The uniquely incandescent clothing of characters, vehicles, et al, is what initially lured me into watching Tron: Legacy. I was in the mood for such a rawly reduced presentation of form and light. The film prioritized special effects, and was artful in a stylistic sense. But every action of the characters seemed to be covered with a nonchalantness that didn't allow for a lurid enough presentation for the viewer to digest as meaningful.

However, the saving grace of the film is the female character Quorra, who is the love interest in the plot. Tron Legacy was plagued by all the typical modern Hollywood annoyances: Characters with overly terse speech, a plot choked out by excessively long action scenes, but Quorra offered some relief.

Quorra is a human-like program within the game who has mysteriously acquired a special evolutionary development which other human-like programs don't have. She takes a liking to the main character, Sam Flynn. She displays natural behavior that girls often exhibit when they're around guys they like. These include viewing from afar, giving a lot of eye contact, and prioritizing being together with him. These are innocent female behaviors that Hollywood seems to have tacitly banned in other films.

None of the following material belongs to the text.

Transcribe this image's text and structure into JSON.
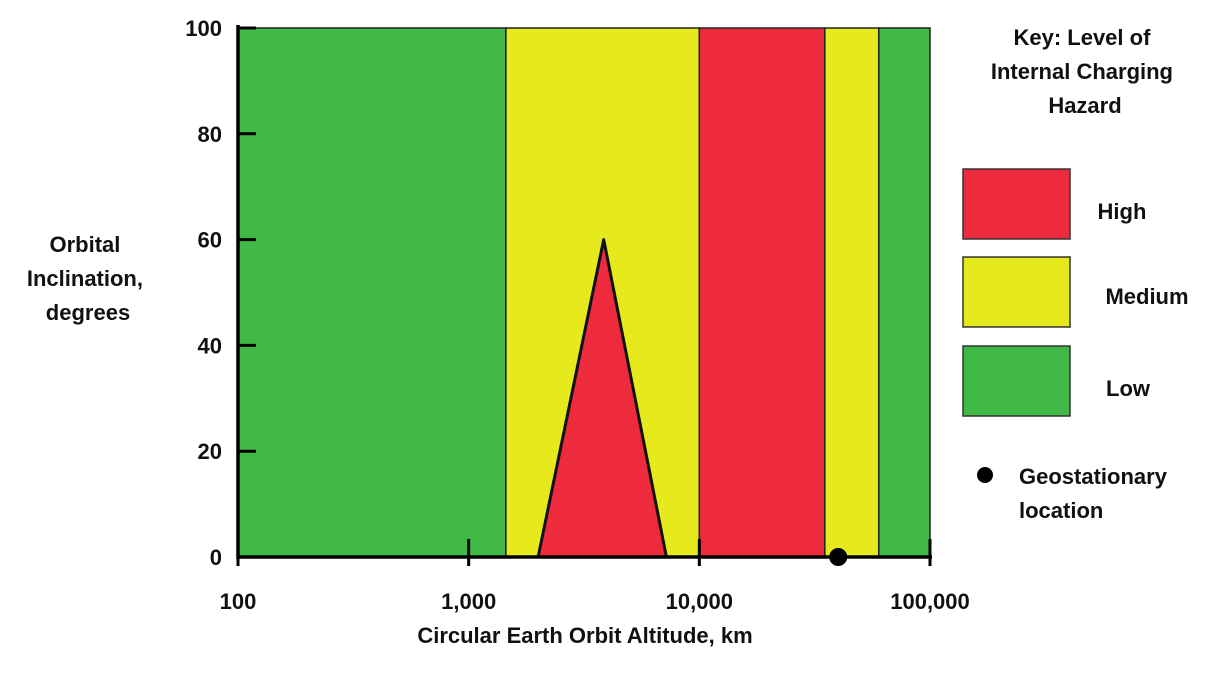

Her damsel in distress quality is heightened by the fact that her life consists of the dark gray drudgery of her cyberworld. In a way, her position of situational weakness and innocence really heightens her ability to love because worldliness and manipulations are absent and unable to block her longing. In spite of her weakness and innocence she is still a smart, strong woman. It is a amazing that a female character who exemplifies feminine virtues such as purity and self-sacrifice squeaked through the Hollywood feminist screen.

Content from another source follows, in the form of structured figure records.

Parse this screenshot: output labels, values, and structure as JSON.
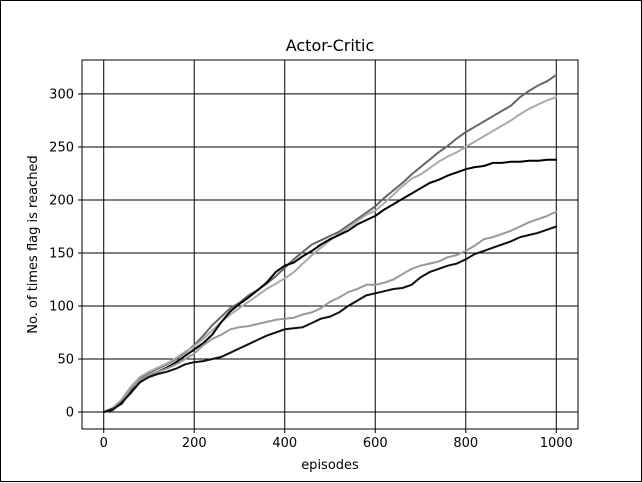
{
  "chart_data": {
    "type": "line",
    "title": "Actor-Critic",
    "xlabel": "episodes",
    "ylabel": "No. of times flag is reached",
    "xlim": [
      -48,
      1048
    ],
    "ylim": [
      -16,
      332
    ],
    "xticks": [
      0,
      200,
      400,
      600,
      800,
      1000
    ],
    "yticks": [
      0,
      50,
      100,
      150,
      200,
      250,
      300
    ],
    "grid": true,
    "legend": "none",
    "series": [
      {
        "color": "#666666",
        "x": [
          0,
          20,
          40,
          60,
          80,
          100,
          120,
          140,
          160,
          180,
          200,
          220,
          240,
          260,
          280,
          300,
          320,
          340,
          360,
          380,
          400,
          420,
          440,
          460,
          480,
          500,
          520,
          540,
          560,
          580,
          600,
          620,
          640,
          660,
          680,
          700,
          720,
          740,
          760,
          780,
          800,
          820,
          840,
          860,
          880,
          900,
          920,
          940,
          960,
          980,
          1000
        ],
        "y": [
          0,
          3,
          10,
          22,
          32,
          37,
          41,
          45,
          50,
          56,
          63,
          72,
          82,
          90,
          98,
          103,
          110,
          115,
          121,
          128,
          136,
          144,
          151,
          158,
          162,
          166,
          170,
          176,
          182,
          188,
          194,
          202,
          209,
          216,
          224,
          231,
          238,
          245,
          251,
          258,
          264,
          269,
          274,
          279,
          284,
          289,
          297,
          303,
          308,
          312,
          318
        ]
      },
      {
        "color": "#aaaaaa",
        "x": [
          0,
          20,
          40,
          60,
          80,
          100,
          120,
          140,
          160,
          180,
          200,
          220,
          240,
          260,
          280,
          300,
          320,
          340,
          360,
          380,
          400,
          420,
          440,
          460,
          480,
          500,
          520,
          540,
          560,
          580,
          600,
          620,
          640,
          660,
          680,
          700,
          720,
          740,
          760,
          780,
          800,
          820,
          840,
          860,
          880,
          900,
          920,
          940,
          960,
          980,
          1000
        ],
        "y": [
          0,
          4,
          12,
          24,
          33,
          38,
          42,
          46,
          51,
          57,
          62,
          69,
          77,
          85,
          92,
          98,
          104,
          110,
          116,
          121,
          126,
          132,
          140,
          148,
          155,
          162,
          168,
          174,
          180,
          186,
          190,
          197,
          205,
          213,
          220,
          224,
          230,
          236,
          241,
          245,
          250,
          255,
          260,
          265,
          270,
          275,
          281,
          286,
          290,
          294,
          297
        ]
      },
      {
        "color": "#000000",
        "x": [
          0,
          20,
          40,
          60,
          80,
          100,
          120,
          140,
          160,
          180,
          200,
          220,
          240,
          260,
          280,
          300,
          320,
          340,
          360,
          380,
          400,
          420,
          440,
          460,
          480,
          500,
          520,
          540,
          560,
          580,
          600,
          620,
          640,
          660,
          680,
          700,
          720,
          740,
          760,
          780,
          800,
          820,
          840,
          860,
          880,
          900,
          920,
          940,
          960,
          980,
          1000
        ],
        "y": [
          0,
          3,
          8,
          20,
          28,
          34,
          38,
          42,
          47,
          53,
          59,
          65,
          73,
          85,
          95,
          102,
          108,
          115,
          122,
          132,
          138,
          141,
          147,
          152,
          158,
          163,
          167,
          171,
          177,
          181,
          185,
          191,
          196,
          201,
          206,
          211,
          216,
          219,
          223,
          226,
          229,
          231,
          232,
          235,
          235,
          236,
          236,
          237,
          237,
          238,
          238
        ]
      },
      {
        "color": "#999999",
        "x": [
          0,
          20,
          40,
          60,
          80,
          100,
          120,
          140,
          160,
          180,
          200,
          220,
          240,
          260,
          280,
          300,
          320,
          340,
          360,
          380,
          400,
          420,
          440,
          460,
          480,
          500,
          520,
          540,
          560,
          580,
          600,
          620,
          640,
          660,
          680,
          700,
          720,
          740,
          760,
          780,
          800,
          820,
          840,
          860,
          880,
          900,
          920,
          940,
          960,
          980,
          1000
        ],
        "y": [
          0,
          2,
          10,
          22,
          30,
          35,
          38,
          41,
          45,
          50,
          55,
          63,
          69,
          73,
          78,
          80,
          81,
          83,
          85,
          87,
          88,
          89,
          92,
          94,
          98,
          104,
          108,
          113,
          116,
          120,
          120,
          122,
          125,
          130,
          135,
          138,
          140,
          142,
          146,
          148,
          152,
          157,
          163,
          165,
          168,
          171,
          175,
          179,
          182,
          185,
          189
        ]
      },
      {
        "color": "#111111",
        "x": [
          0,
          20,
          40,
          60,
          80,
          100,
          120,
          140,
          160,
          180,
          200,
          220,
          240,
          260,
          280,
          300,
          320,
          340,
          360,
          380,
          400,
          420,
          440,
          460,
          480,
          500,
          520,
          540,
          560,
          580,
          600,
          620,
          640,
          660,
          680,
          700,
          720,
          740,
          760,
          780,
          800,
          820,
          840,
          860,
          880,
          900,
          920,
          940,
          960,
          980,
          1000
        ],
        "y": [
          0,
          2,
          9,
          18,
          28,
          33,
          36,
          38,
          41,
          45,
          47,
          48,
          50,
          52,
          56,
          60,
          64,
          68,
          72,
          75,
          78,
          79,
          80,
          84,
          88,
          90,
          94,
          100,
          105,
          110,
          112,
          114,
          116,
          117,
          120,
          127,
          132,
          135,
          138,
          140,
          144,
          149,
          152,
          155,
          158,
          161,
          165,
          167,
          169,
          172,
          175
        ]
      }
    ]
  }
}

Her love-interest, Sam, could have been a little more into her, and the paradigm of her being a computer program sort of gets in the way of a nicer love story. It would have been better if he showed a liking to her earlier in the film. Only when Sam's father avers her equivalence to humanity does he seem to appreciate her. Apparently he is not susceptible to the "indefinable charm of weakness" Oscar Wilde spoke of in women, which Olivia Wilde's character Quorra displays. Anyway, [Spoiler Alert] in the end, she saves Sam, and Sam saves her. Is such a story not the whole point of romantic love? Perhaps a going theme of the movie could be that true love stands alone.

The dynamic of Kevin Flynn and Quorra both being partial yet different creations of Sam's father is interesting as well; almost as if they are his unrelated children of his. The movie will explain why this is so... It is interesting how their romance evolves from a side-issue to almost being the main thing at the end of the movie. But even at the end, it is presented in a sort of distant nonchalantness that pervades the film. Maybe it's supposed to be representative of the indifference people have toward things in a video game world, where one "dies" as often as every minute.

Another theme could be that certain life situations are worth risking it all to escape from. The American Revolutionaries did this in the Revolutionary War. Many people undergo life-threatening surgeries and treatments to get out of horrifying illnesses. This sort of scenario occurs in Tron Legacy.

As a final note, the soundtrack was handled by the House/Techno group Daft Punk. The music often felt like it was building up to something which it never got to, but overall it seemed to fit well with the film.

Ultimately, if you're looking for a movie that doesn't command much but delivers in a few small ways, as in the glow in the dark designs and nonchalant, yet severe damsel in distress element, then Tron Legacy is worth watching.